The purpose of this colloquium or extended seminar is to examine these issues with a view to an intellectual reinvigoration or repristination of the Phenomenology of Religion not as its former incarnation of an attempted neutral description of religions’ doctrines, practices, and histories, but with a view to its explanatory potential as a form of philosophical analysis that drives to the heart of what it is to be human. If what we might call ‘the religious impulse’ or less controversially ‘the vertical attraction’ present through the histories of civilizations is central to the humanum, then a Phenomenology of Religion is an intellectual practice that seeks to expose its parameters. The Phenomenology of Religion is thus a philosophical discourse about what it is to be human and a way of offering an account of religions (in the plural) through history. A Phenomenology of Religion on this view is a kind of Philosophical Anthropology. 

In concrete terms, such a programme might entail an initial level of description that draws on the ontic sciences such as Psychology or Sociology but in particular, perhaps above all, Philology. The Philological study of religious documents sets Phenomenology at a coal face of religious articulation and the evidential ground of the history of civilizations. A higher-level Phenomenology that assumes the first level will ask questions of meaning and raise the necessity of the specification of constraint in any given instance and might constructively interact with the hard sciences, such as Evolutionary Anthropology.

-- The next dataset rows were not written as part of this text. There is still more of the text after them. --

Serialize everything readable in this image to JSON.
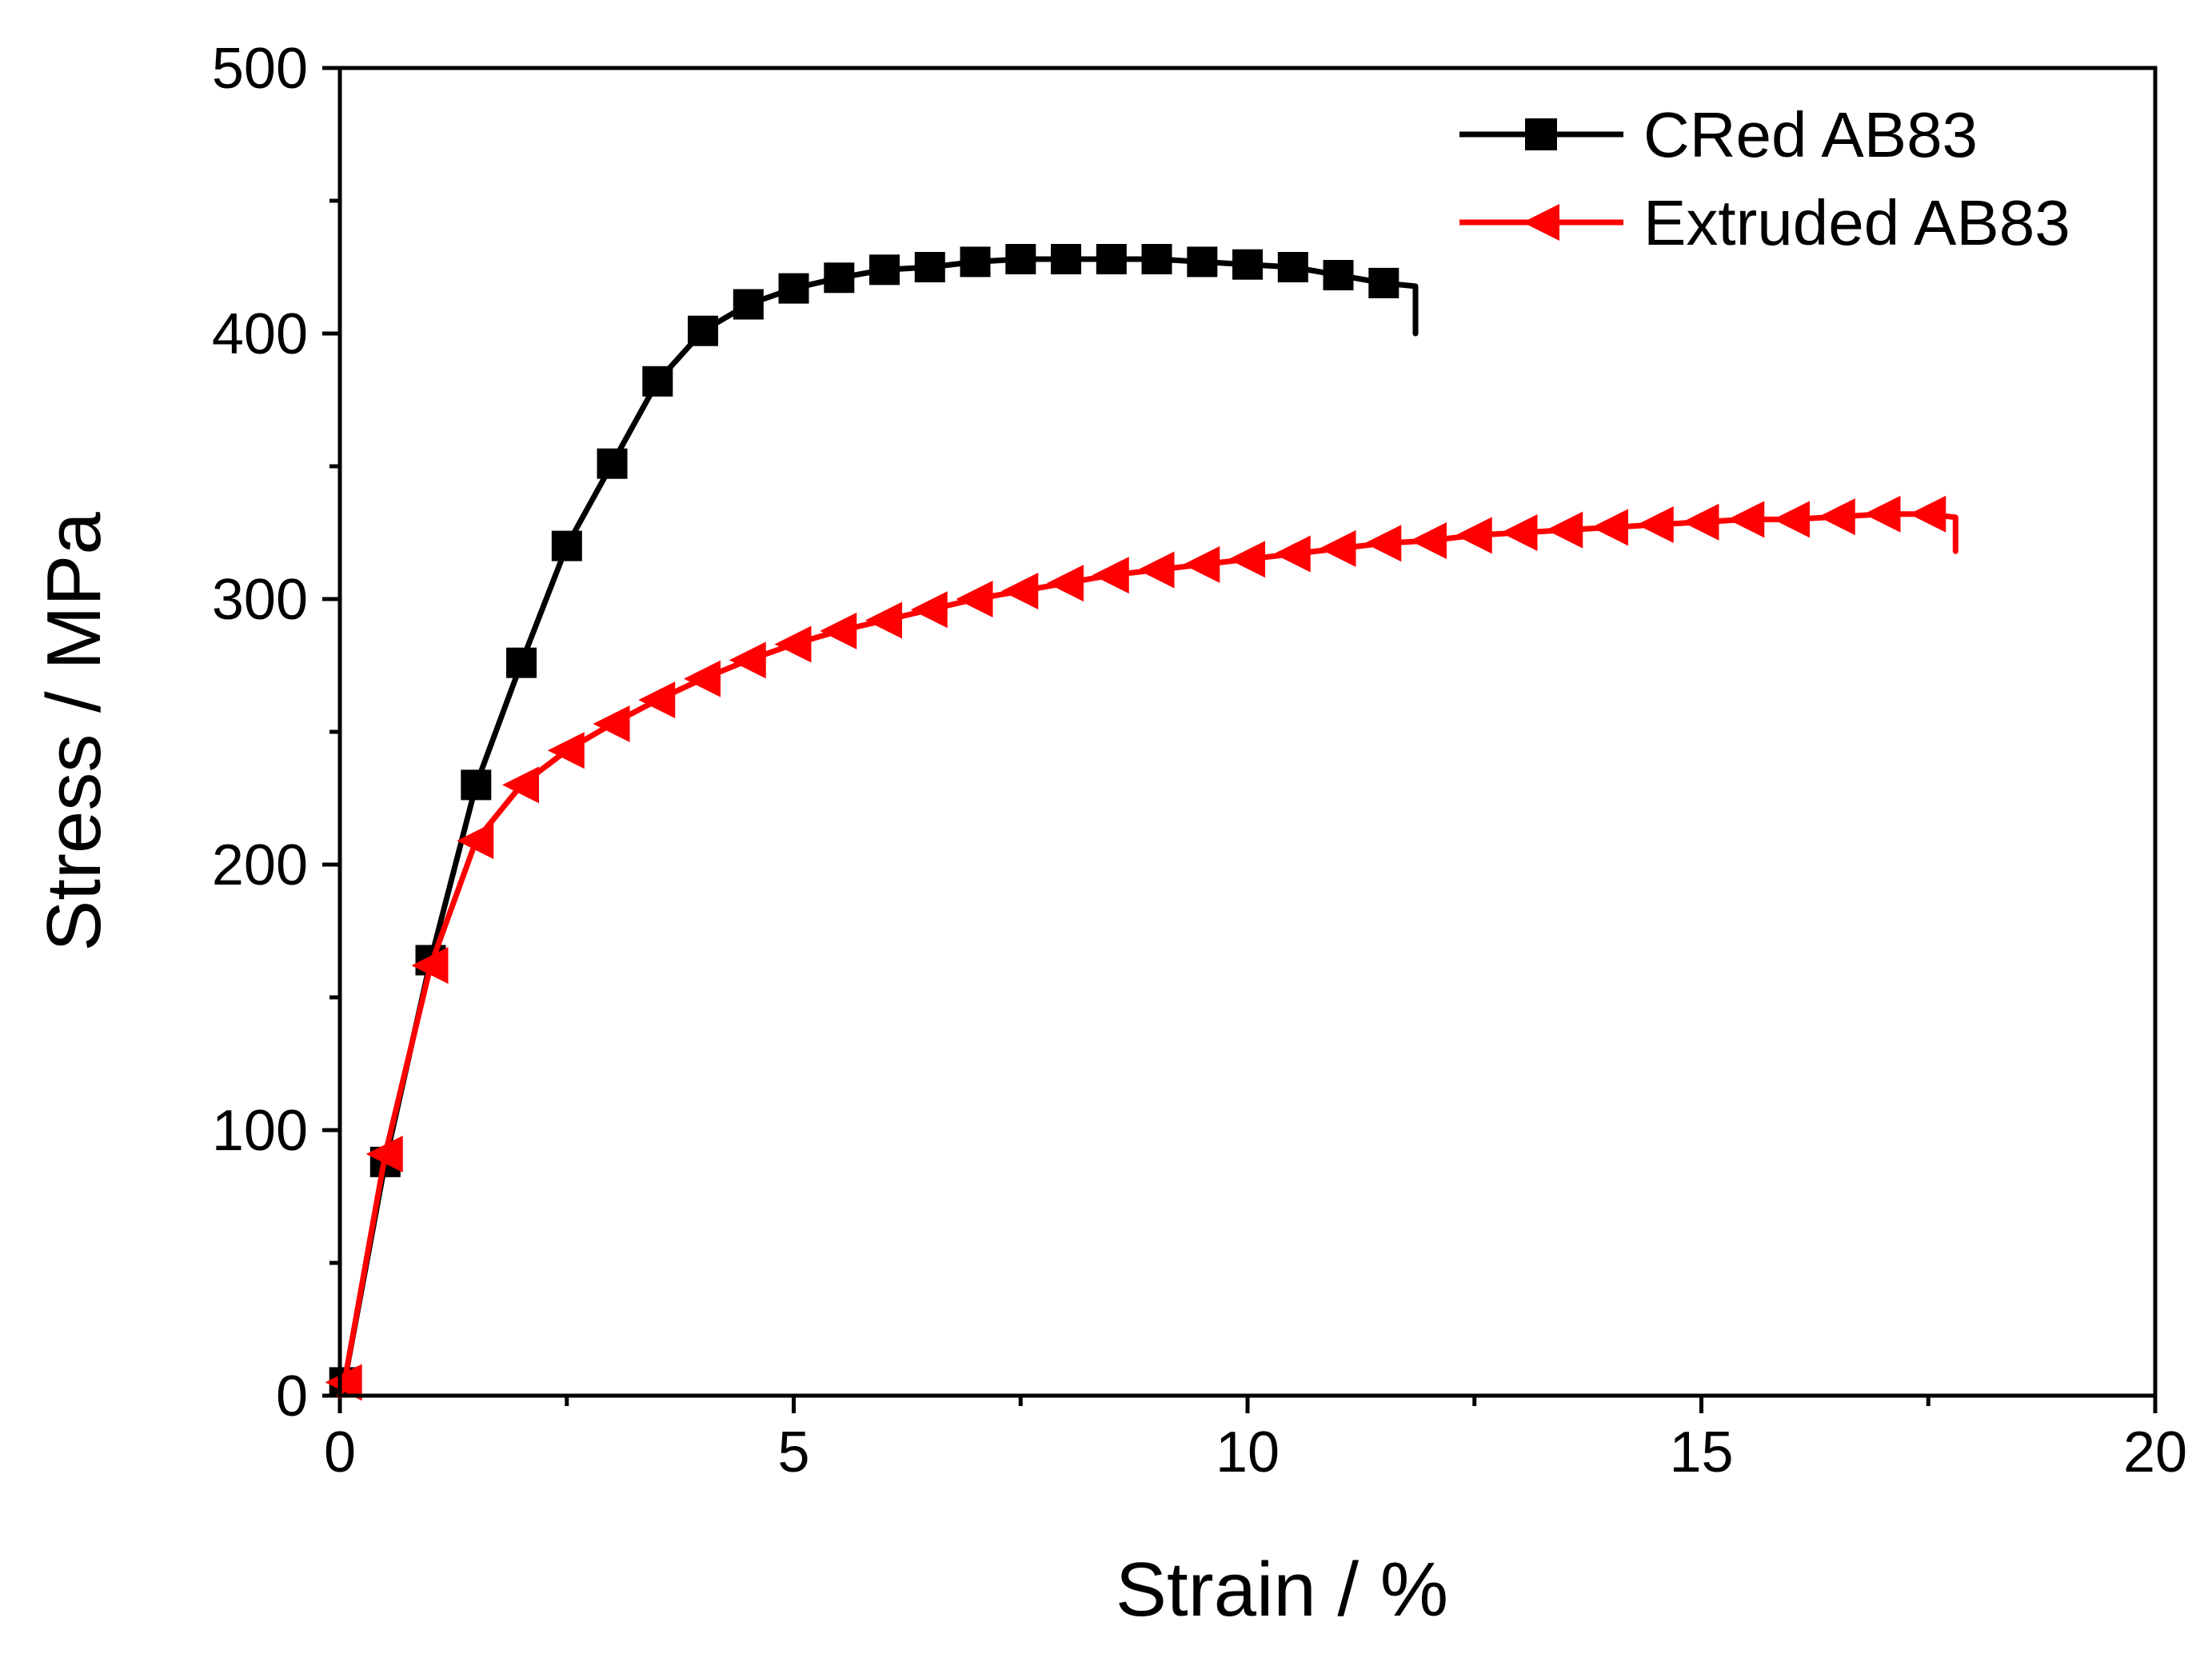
{
  "chart_data": {
    "type": "line",
    "title": "",
    "xlabel": "Strain / %",
    "ylabel": "Stress / MPa",
    "xlim": [
      0,
      20
    ],
    "ylim": [
      0,
      500
    ],
    "x_ticks": [
      0,
      5,
      10,
      15,
      20
    ],
    "y_ticks": [
      0,
      100,
      200,
      300,
      400,
      500
    ],
    "x_tick_labels": [
      "0",
      "5",
      "10",
      "15",
      "20"
    ],
    "y_tick_labels": [
      "0",
      "100",
      "200",
      "300",
      "400",
      "500"
    ],
    "grid": false,
    "legend_position": "top-right",
    "series": [
      {
        "name": "CRed AB83",
        "color": "#000000",
        "marker": "square",
        "end_drop": [
          11.85,
          400
        ],
        "x": [
          0.05,
          0.5,
          1.0,
          1.5,
          2.0,
          2.5,
          3.0,
          3.5,
          4.0,
          4.5,
          5.0,
          5.5,
          6.0,
          6.5,
          7.0,
          7.5,
          8.0,
          8.5,
          9.0,
          9.5,
          10.0,
          10.5,
          11.0,
          11.5
        ],
        "y": [
          5,
          88,
          164,
          230,
          276,
          320,
          351,
          382,
          401,
          411,
          417,
          421,
          424,
          425,
          427,
          428,
          428,
          428,
          428,
          427,
          426,
          425,
          422,
          419
        ]
      },
      {
        "name": "Extruded AB83",
        "color": "#ff0000",
        "marker": "triangle-left",
        "end_drop": [
          17.8,
          318
        ],
        "x": [
          0.05,
          0.5,
          1.0,
          1.5,
          2.0,
          2.5,
          3.0,
          3.5,
          4.0,
          4.5,
          5.0,
          5.5,
          6.0,
          6.5,
          7.0,
          7.5,
          8.0,
          8.5,
          9.0,
          9.5,
          10.0,
          10.5,
          11.0,
          11.5,
          12.0,
          12.5,
          13.0,
          13.5,
          14.0,
          14.5,
          15.0,
          15.5,
          16.0,
          16.5,
          17.0,
          17.5
        ],
        "y": [
          5,
          91,
          162,
          209,
          230,
          243,
          253,
          262,
          270,
          277,
          283,
          288,
          292,
          296,
          300,
          303,
          306,
          309,
          311,
          313,
          315,
          317,
          319,
          321,
          322,
          324,
          325,
          326,
          327,
          328,
          329,
          330,
          330,
          331,
          332,
          332
        ]
      }
    ]
  }
}
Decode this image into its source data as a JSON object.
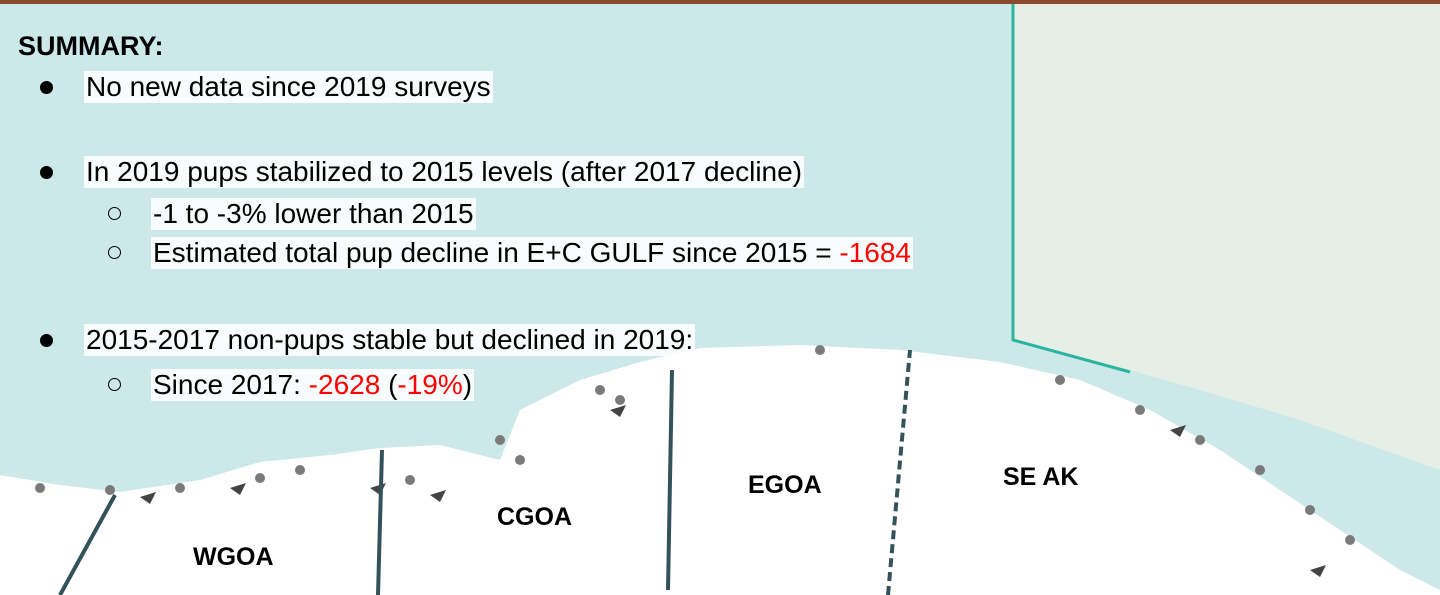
{
  "title": "SUMMARY:",
  "bullets": [
    {
      "segments": [
        {
          "text": "No new data since 2019 surveys"
        }
      ]
    },
    {
      "segments": [
        {
          "text": "In 2019 pups stabilized to 2015 levels (after 2017 decline)"
        }
      ],
      "sub": [
        {
          "segments": [
            {
              "text": "-1 to -3% lower than 2015"
            }
          ]
        },
        {
          "segments": [
            {
              "text": "Estimated total pup decline in E+C GULF since 2015 = "
            },
            {
              "text": "-1684",
              "color": "#ff0000"
            }
          ]
        }
      ]
    },
    {
      "segments": [
        {
          "text": "2015-2017 non-pups stable but declined in 2019:"
        }
      ],
      "sub": [
        {
          "segments": [
            {
              "text": "Since 2017: "
            },
            {
              "text": "-2628",
              "color": "#ff0000"
            },
            {
              "text": " ("
            },
            {
              "text": "-19%",
              "color": "#ff0000"
            },
            {
              "text": ")"
            }
          ]
        }
      ]
    }
  ],
  "regions": [
    "WGOA",
    "CGOA",
    "EGOA",
    "SE AK"
  ]
}
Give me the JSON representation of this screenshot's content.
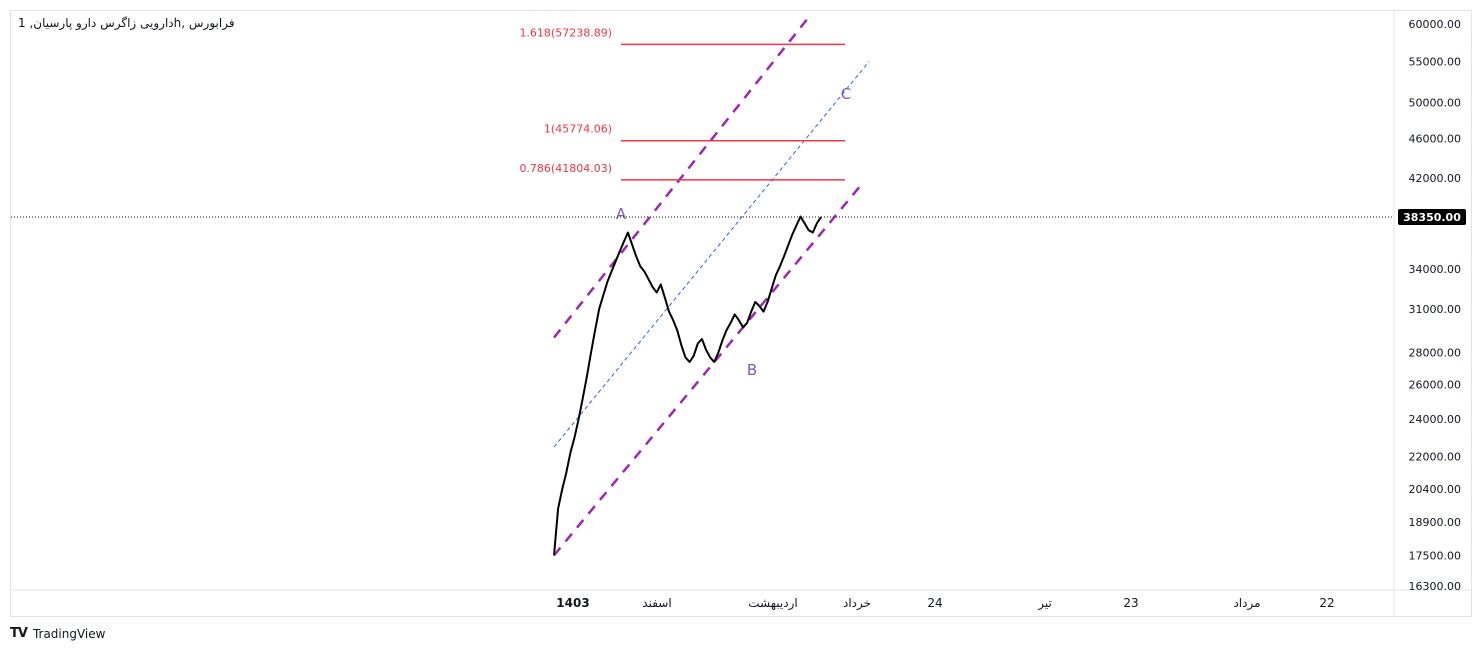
{
  "header": {
    "title": "فرابورس ,hدارویی زاگرس دارو پارسیان, 1"
  },
  "footer": {
    "brand": "TradingView",
    "logo_icon": "tradingview-logo-icon",
    "logo_text": "TV"
  },
  "chart_data": {
    "type": "line",
    "y_scale": "log",
    "ylim": [
      16300,
      61000
    ],
    "y_ticks": [
      "60000.00",
      "55000.00",
      "50000.00",
      "46000.00",
      "42000.00",
      "34000.00",
      "31000.00",
      "28000.00",
      "26000.00",
      "24000.00",
      "22000.00",
      "20400.00",
      "18900.00",
      "17500.00",
      "16300.00"
    ],
    "x_ticks": [
      {
        "label": "1403",
        "bold": true
      },
      {
        "label": "اسفند",
        "bold": false
      },
      {
        "label": "اردیبهشت",
        "bold": false
      },
      {
        "label": "خرداد",
        "bold": false
      },
      {
        "label": "24",
        "bold": false
      },
      {
        "label": "تیر",
        "bold": false
      },
      {
        "label": "23",
        "bold": false
      },
      {
        "label": "مرداد",
        "bold": false
      },
      {
        "label": "22",
        "bold": false
      }
    ],
    "last_price": {
      "value": 38350,
      "label": "38350.00",
      "color": "#000000"
    },
    "series": [
      {
        "color": "#000000",
        "values": [
          17500,
          19500,
          20400,
          21200,
          22200,
          23000,
          24000,
          25200,
          26500,
          28000,
          29500,
          31000,
          32000,
          33000,
          33800,
          34600,
          35400,
          36200,
          37000,
          36000,
          35000,
          34200,
          33800,
          33200,
          32600,
          32200,
          32800,
          31800,
          30800,
          30200,
          29500,
          28500,
          27700,
          27400,
          27800,
          28600,
          28900,
          28200,
          27700,
          27400,
          28000,
          28800,
          29500,
          30000,
          30600,
          30200,
          29700,
          30000,
          30800,
          31500,
          31200,
          30800,
          31500,
          32500,
          33500,
          34200,
          35000,
          35900,
          36800,
          37600,
          38400,
          37800,
          37200,
          37000,
          37800,
          38350
        ]
      }
    ],
    "fib_levels": [
      {
        "label": "1.618(57238.89)",
        "value": 57238.89,
        "color": "#f23645"
      },
      {
        "label": "1(45774.06)",
        "value": 45774.06,
        "color": "#f23645"
      },
      {
        "label": "0.786(41804.03)",
        "value": 41804.03,
        "color": "#f23645"
      }
    ],
    "wave_labels": [
      {
        "label": "A",
        "value": 38600
      },
      {
        "label": "B",
        "value": 26900
      },
      {
        "label": "C",
        "value": 51000
      }
    ],
    "channel_color": "#9c27b0",
    "midline_color": "#2962ff",
    "label_color": "#7e57c2"
  }
}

A further level might raise questions of truth, would be a primarily ontological inquiry, and might interface with the Philosophy of Religion. The first level Phenomenology is close to what in Anthropology has been called the Ontological Turn, although this current proposal is focused on ontologies exposed through deep textual study. Here Philology comes into its own as the way in which a civilization can show itself through the texts it produces. This is to privilege text as the most important site of cultural production and to rejoice in the method that allows what shows itself to be seen. Our extended seminar will begin to explore the enterprise that is the Phenomenology of Religion, as being richly human and as being simultaneously detached and engaged. 

A new Phenomenology of Religion is actively and joyously dialogical in the fields of its production (textual or even ethnographic) and concerned above all with exposing human truth and articulating a Philosophical Anthropology that must re-vision the human in the contemporary situation of the post-global pandemic and the environmental imperative to change our habits. This new Phenomenology of Religion will be relevant in its cultural fields of production and at the end of the day, needs to offer more than description but a deeper, contemporary account of what it is to be human. A small honorarium will be made to participants (precise sum yet to be decided within budgetary constraints).  

Sponsorship

The colloquium is jointly sponsored by Campion Hall, Oxford University and the Oxford Centre for Hindu Studies (OCHS). There will be dedicated internet presence hosted by the OCHS and the website will be in a condition of constant development.